Rasmussen started her victory celebration in St. Charles a bit early, telling the Tlustys via text that she was “enjoying a glass of wine near the finish line.”
“She deserved it. Kyle and I would’ve had a hard time making it to the finish line without her great support efforts,” Tlusty said, “Traveling strange, winding roads along the river at all hours of the day, finding places to buy supplies for us, going without sleep and then sleeping in the car when she could …she did a super job for us.”
The Tlustys finished the last leg of the race at the same speed as over the first 50 miles, just a hair over six miles per hour, arriving at the finish line at 3:25 p.m. Friday afternoon.

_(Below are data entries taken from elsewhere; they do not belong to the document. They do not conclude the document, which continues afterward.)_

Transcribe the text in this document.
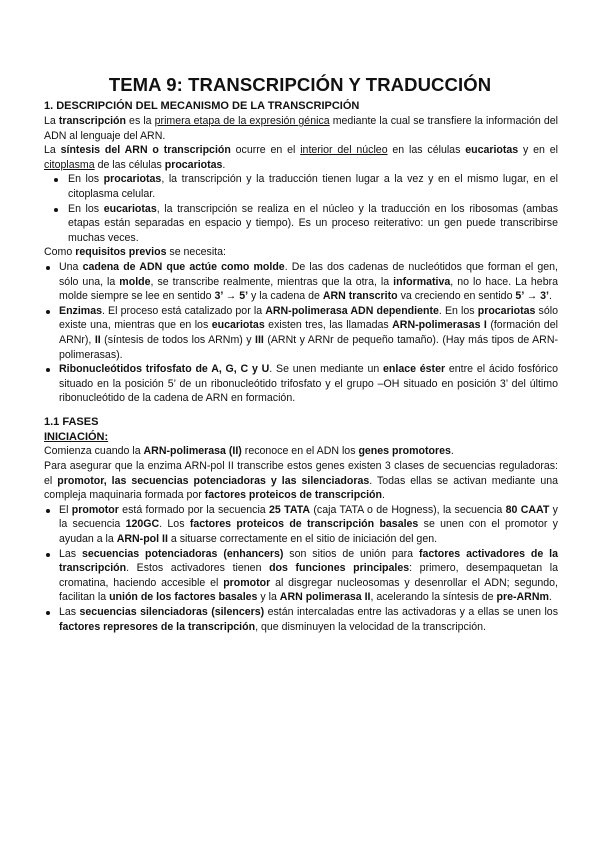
TEMA 9: TRANSCRIPCIÓN Y TRADUCCIÓN
1. DESCRIPCIÓN DEL MECANISMO DE LA TRANSCRIPCIÓN

La transcripción es la primera etapa de la expresión génica mediante la cual se transfiere la información del ADN al lenguaje del ARN.

La síntesis del ARN o transcripción ocurre en el interior del núcleo en las células eucariotas y en el citoplasma de las células procariotas.

En los procariotas, la transcripción y la traducción tienen lugar a la vez y en el mismo lugar, en el citoplasma celular.
En los eucariotas, la transcripción se realiza en el núcleo y la traducción en los ribosomas (ambas etapas están separadas en espacio y tiempo). Es un proceso reiterativo: un gen puede transcribirse muchas veces.

Como requisitos previos se necesita:

Una cadena de ADN que actúe como molde. De las dos cadenas de nucleótidos que forman el gen, sólo una, la molde, se transcribe realmente, mientras que la otra, la informativa, no lo hace. La hebra molde siempre se lee en sentido 3’ → 5’ y la cadena de ARN transcrito va creciendo en sentido 5’ → 3’.
Enzimas. El proceso está catalizado por la ARN-polimerasa ADN dependiente. En los procariotas sólo existe una, mientras que en los eucariotas existen tres, las llamadas ARN-polimerasas I (formación del ARNr), II (síntesis de todos los ARNm) y III (ARNt y ARNr de pequeño tamaño). (Hay más tipos de ARN-polimerasas).
Ribonucleótidos trifosfato de A, G, C y U. Se unen mediante un enlace éster entre el ácido fosfórico situado en la posición 5’ de un ribonucleótido trifosfato y el grupo –OH situado en posición 3’ del último ribonucleótido de la cadena de ARN en formación.
1.1 FASES
INICIACIÓN:

Comienza cuando la ARN-polimerasa (II) reconoce en el ADN los genes promotores.

Para asegurar que la enzima ARN-pol II transcribe estos genes existen 3 clases de secuencias reguladoras: el promotor, las secuencias potenciadoras y las silenciadoras. Todas ellas se activan mediante una compleja maquinaria formada por factores proteicos de transcripción.

El promotor está formado por la secuencia 25 TATA (caja TATA o de Hogness), la secuencia 80 CAAT y la secuencia 120GC. Los factores proteicos de transcripción basales se unen con el promotor y ayudan a la ARN-pol II a situarse correctamente en el sitio de iniciación del gen.
Las secuencias potenciadoras (enhancers) son sitios de unión para factores activadores de la transcripción. Estos activadores tienen dos funciones principales: primero, desempaquetan la cromatina, haciendo accesible el promotor al disgregar nucleosomas y desenrollar el ADN; segundo, facilitan la unión de los factores basales y la ARN polimerasa II, acelerando la síntesis de pre-ARNm.
Las secuencias silenciadoras (silencers) están intercaladas entre las activadoras y a ellas se unen los factores represores de la transcripción, que disminuyen la velocidad de la transcripción.
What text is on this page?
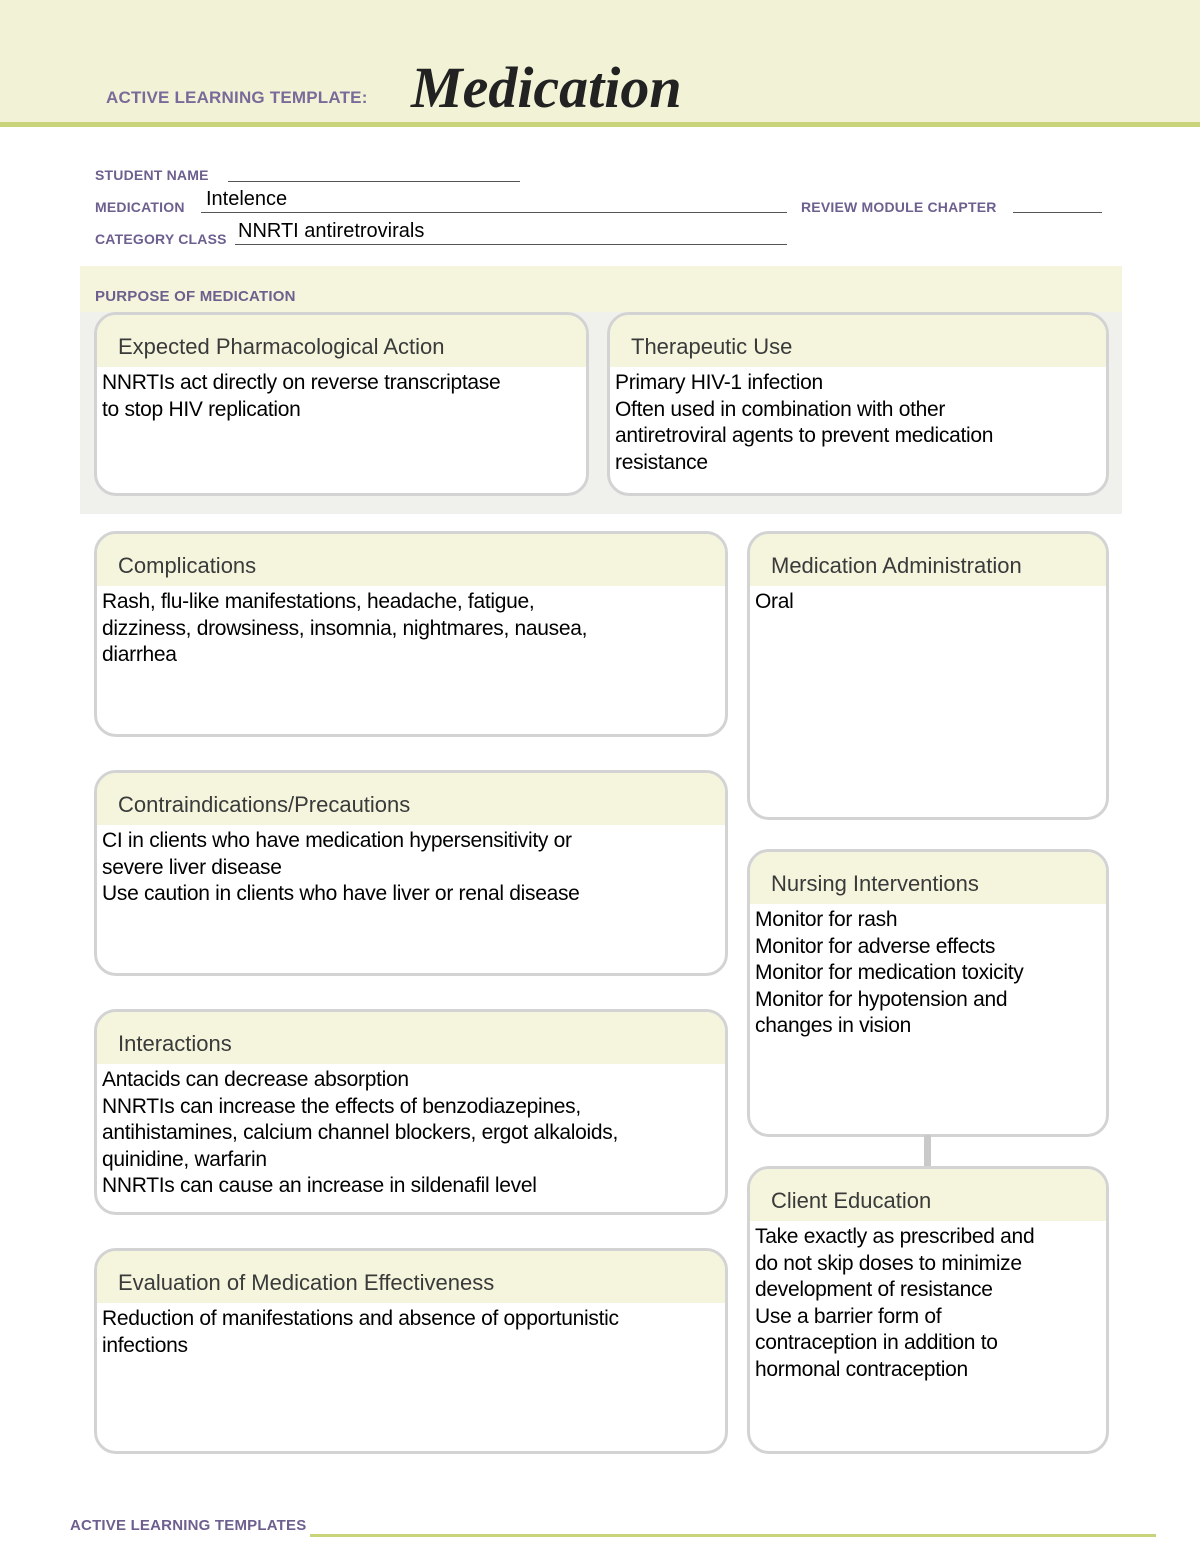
ACTIVE LEARNING TEMPLATE: Medication
STUDENT NAME
MEDICATION Intelence	REVIEW MODULE CHAPTER
CATEGORY CLASS NNRTI antiretrovirals
PURPOSE OF MEDICATION
Expected Pharmacological Action
NNRTIs act directly on reverse transcriptase
to stop HIV replication
Therapeutic Use
Primary HIV-1 infection
Often used in combination with other
antiretroviral agents to prevent medication
resistance
Complications
Rash, flu-like manifestations, headache, fatigue,
dizziness, drowsiness, insomnia, nightmares, nausea,
diarrhea
Medication Administration
Oral
Contraindications/Precautions
CI in clients who have medication hypersensitivity or
severe liver disease
Use caution in clients who have liver or renal disease	Nursing Interventions
Monitor for rash
Monitor for adverse effects
Monitor for medication toxicity
Monitor for hypotension and
changes in vision
Interactions
Antacids can decrease absorption
NNRTIs can increase the effects of benzodiazepines,
antihistamines, calcium channel blockers, ergot alkaloids,
quinidine, warfarin
NNRTIs can cause an increase in sildenafil level
Client Education
Take exactly as prescribed and
do not skip doses to minimize
development of resistance
Use a barrier form of
contraception in addition to
hormonal contraception
Evaluation of Medication Effectiveness
Reduction of manifestations and absence of opportunistic
infections
ACTIVE LEARNING TEMPLATES
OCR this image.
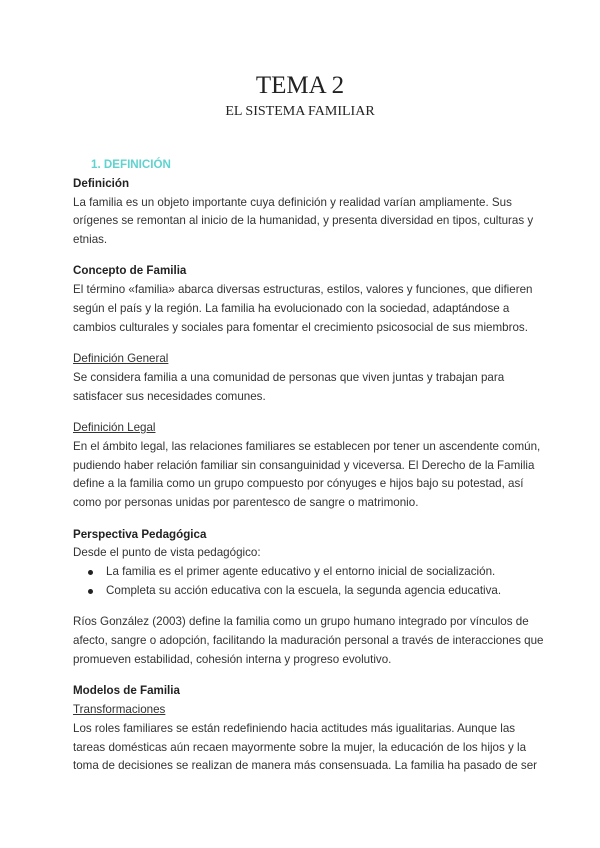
TEMA 2
EL SISTEMA FAMILIAR
1. DEFINICIÓN
Definición
La familia es un objeto importante cuya definición y realidad varían ampliamente. Sus
orígenes se remontan al inicio de la humanidad, y presenta diversidad en tipos, culturas y
etnias.
Concepto de Familia
El término «familia» abarca diversas estructuras, estilos, valores y funciones, que difieren
según el país y la región. La familia ha evolucionado con la sociedad, adaptándose a
cambios culturales y sociales para fomentar el crecimiento psicosocial de sus miembros.
Definición General
Se considera familia a una comunidad de personas que viven juntas y trabajan para
satisfacer sus necesidades comunes.
Definición Legal
En el ámbito legal, las relaciones familiares se establecen por tener un ascendente común,
pudiendo haber relación familiar sin consanguinidad y viceversa. El Derecho de la Familia
define a la familia como un grupo compuesto por cónyuges e hijos bajo su potestad, así
como por personas unidas por parentesco de sangre o matrimonio.
Perspectiva Pedagógica
Desde el punto de vista pedagógico:
La familia es el primer agente educativo y el entorno inicial de socialización.
Completa su acción educativa con la escuela, la segunda agencia educativa.
Ríos González (2003) define la familia como un grupo humano integrado por vínculos de
afecto, sangre o adopción, facilitando la maduración personal a través de interacciones que
promueven estabilidad, cohesión interna y progreso evolutivo.
Modelos de Familia
Transformaciones
Los roles familiares se están redefiniendo hacia actitudes más igualitarias. Aunque las
tareas domésticas aún recaen mayormente sobre la mujer, la educación de los hijos y la
toma de decisiones se realizan de manera más consensuada. La familia ha pasado de ser
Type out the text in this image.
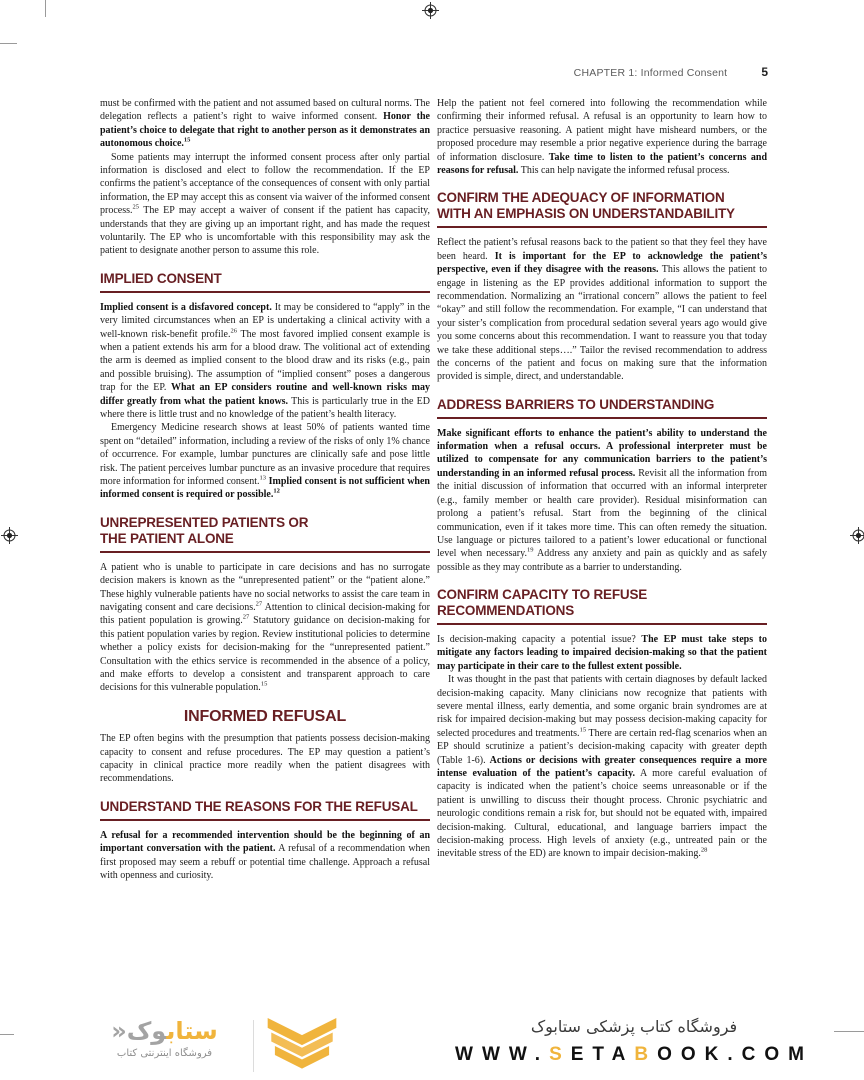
CHAPTER 1: Informed Consent	5

must be confirmed with the patient and not assumed based on cultural norms. The delegation reflects a patient’s right to waive informed consent. Honor the patient’s choice to delegate that right to another person as it demonstrates an autonomous choice.$^{15}$

Some patients may interrupt the informed consent process after only partial information is disclosed and elect to follow the recommendation. If the EP confirms the patient’s acceptance of the consequences of consent with only partial information, the EP may accept this as consent via waiver of the informed consent process.$^{25}$ The EP may accept a waiver of consent if the patient has capacity, understands that they are giving up an important right, and has made the request voluntarily. The EP who is uncomfortable with this responsibility may ask the patient to designate another person to assume this role.

IMPLIED CONSENT

Implied consent is a disfavored concept. It may be considered to “apply” in the very limited circumstances when an EP is undertaking a clinical activity with a well-known risk-benefit profile.$^{26}$ The most favored implied consent example is when a patient extends his arm for a blood draw. The volitional act of extending the arm is deemed as implied consent to the blood draw and its risks (e.g., pain and possible bruising). The assumption of “implied consent” poses a dangerous trap for the EP. What an EP considers routine and well-known risks may differ greatly from what the patient knows. This is particularly true in the ED where there is little trust and no knowledge of the patient’s health literacy.

Emergency Medicine research shows at least 50% of patients wanted time spent on “detailed” information, including a review of the risks of only 1% chance of occurrence. For example, lumbar punctures are clinically safe and pose little risk. The patient perceives lumbar puncture as an invasive procedure that requires more information for informed consent.$^{13}$ Implied consent is not sufficient when informed consent is required or possible.$^{12}$

UNREPRESENTED PATIENTS OR
THE PATIENT ALONE

A patient who is unable to participate in care decisions and has no surrogate decision makers is known as the “unrepresented patient” or the “patient alone.” These highly vulnerable patients have no social networks to assist the care team in navigating consent and care decisions.$^{27}$ Attention to clinical decision-making for this patient population is growing.$^{27}$ Statutory guidance on decision-making for this patient population varies by region. Review institutional policies to determine whether a policy exists for decision-making for the “unrepresented patient.” Consultation with the ethics service is recommended in the absence of a policy, and make efforts to develop a consistent and transparent approach to care decisions for this vulnerable population.$^{15}$

INFORMED REFUSAL

The EP often begins with the presumption that patients possess decision-making capacity to consent and refuse procedures. The EP may question a patient’s capacity in clinical practice more readily when the patient disagrees with recommendations.

UNDERSTAND THE REASONS FOR THE REFUSAL

A refusal for a recommended intervention should be the beginning of an important conversation with the patient. A refusal of a recommendation when first proposed may seem a rebuff or potential time challenge. Approach a refusal with openness and curiosity.

Help the patient not feel cornered into following the recommendation while confirming their informed refusal. A refusal is an opportunity to learn how to practice persuasive reasoning. A patient might have misheard numbers, or the proposed procedure may resemble a prior negative experience during the barrage of information disclosure. Take time to listen to the patient’s concerns and reasons for refusal. This can help navigate the informed refusal process.

CONFIRM THE ADEQUACY OF INFORMATION
WITH AN EMPHASIS ON UNDERSTANDABILITY

Reflect the patient’s refusal reasons back to the patient so that they feel they have been heard. It is important for the EP to acknowledge the patient’s perspective, even if they disagree with the reasons. This allows the patient to engage in listening as the EP provides additional information to support the recommendation. Normalizing an “irrational concern” allows the patient to feel “okay” and still follow the recommendation. For example, “I can understand that your sister’s complication from procedural sedation several years ago would give you some concerns about this recommendation. I want to reassure you that today we take these additional steps….” Tailor the revised recommendation to address the concerns of the patient and focus on making sure that the information provided is simple, direct, and understandable.

ADDRESS BARRIERS TO UNDERSTANDING

Make significant efforts to enhance the patient’s ability to understand the information when a refusal occurs. A professional interpreter must be utilized to compensate for any communication barriers to the patient’s understanding in an informed refusal process. Revisit all the information from the initial discussion of information that occurred with an informal interpreter (e.g., family member or health care provider). Residual misinformation can prolong a patient’s refusal. Start from the beginning of the clinical communication, even if it takes more time. This can often remedy the situation. Use language or pictures tailored to a patient’s lower educational or functional level when necessary.$^{19}$ Address any anxiety and pain as quickly and as safely possible as they may contribute as a barrier to understanding.

CONFIRM CAPACITY TO REFUSE
RECOMMENDATIONS

Is decision-making capacity a potential issue? The EP must take steps to mitigate any factors leading to impaired decision-making so that the patient may participate in their care to the fullest extent possible.

It was thought in the past that patients with certain diagnoses by default lacked decision-making capacity. Many clinicians now recognize that patients with severe mental illness, early dementia, and some organic brain syndromes are at risk for impaired decision-making but may possess decision-making capacity for selected procedures and treatments.$^{15}$ There are certain red-flag scenarios when an EP should scrutinize a patient’s decision-making capacity with greater depth (Table 1-6). Actions or decisions with greater consequences require a more intense evaluation of the patient’s capacity. A more careful evaluation of capacity is indicated when the patient’s choice seems unreasonable or if the patient is unwilling to discuss their thought process. Chronic psychiatric and neurologic conditions remain a risk for, but should not be equated with, impaired decision-making. Cultural, educational, and language barriers impact the decision-making process. High levels of anxiety (e.g., untreated pain or the inevitable stress of the ED) are known to impair decision-making.$^{28}$

ستابوک«
فروشگاه اینترنتی کتاب
فروشگاه کتاب پزشکی ستابوک
WWW.SETABOOK.COM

“Because boats were finishing at the rate of about one every half hour or so, and because there were spectators and other boaters who knew what it meant to finish, people started whooping and hollering and applauding as we were still a hundred yards from shore,” Tlusty said. “When we finished, we were treated almost like royalty. Volunteers helped us out of the boat and even carried the boat up the hill for us. There were a lot of handshakes, pictures taken and congratulations exchanged. It was a great time!”
So what’s next?
“I’d like to try it at least once more with this boat,” Tlusty said. “We know exactly where we ‘wasted’ time and can improve on that. Out of the 79-plus hours total, we spent 19 hours out of the boat. That’s too much.”
Tlusty added that with more training, they could also boost their speed by at least a half-mile per hour. That doesn’t sound like much but over 340 miles that little speed increase amounts to just about 4 1/2 hours.
“Finishing around 60 to 65 hours this year would have put us in the top 10 in our class,” Tlusty said. “A top 10 finish would be great and I really think that’s possible for us. This year we finished right in the middle, 33rd out of 66 in our class. “
The 2014 race starts July 8.
“After that, I might want to give it one more try in a fast solo boat,” Tlusty said, “before I get too old for this stuff.”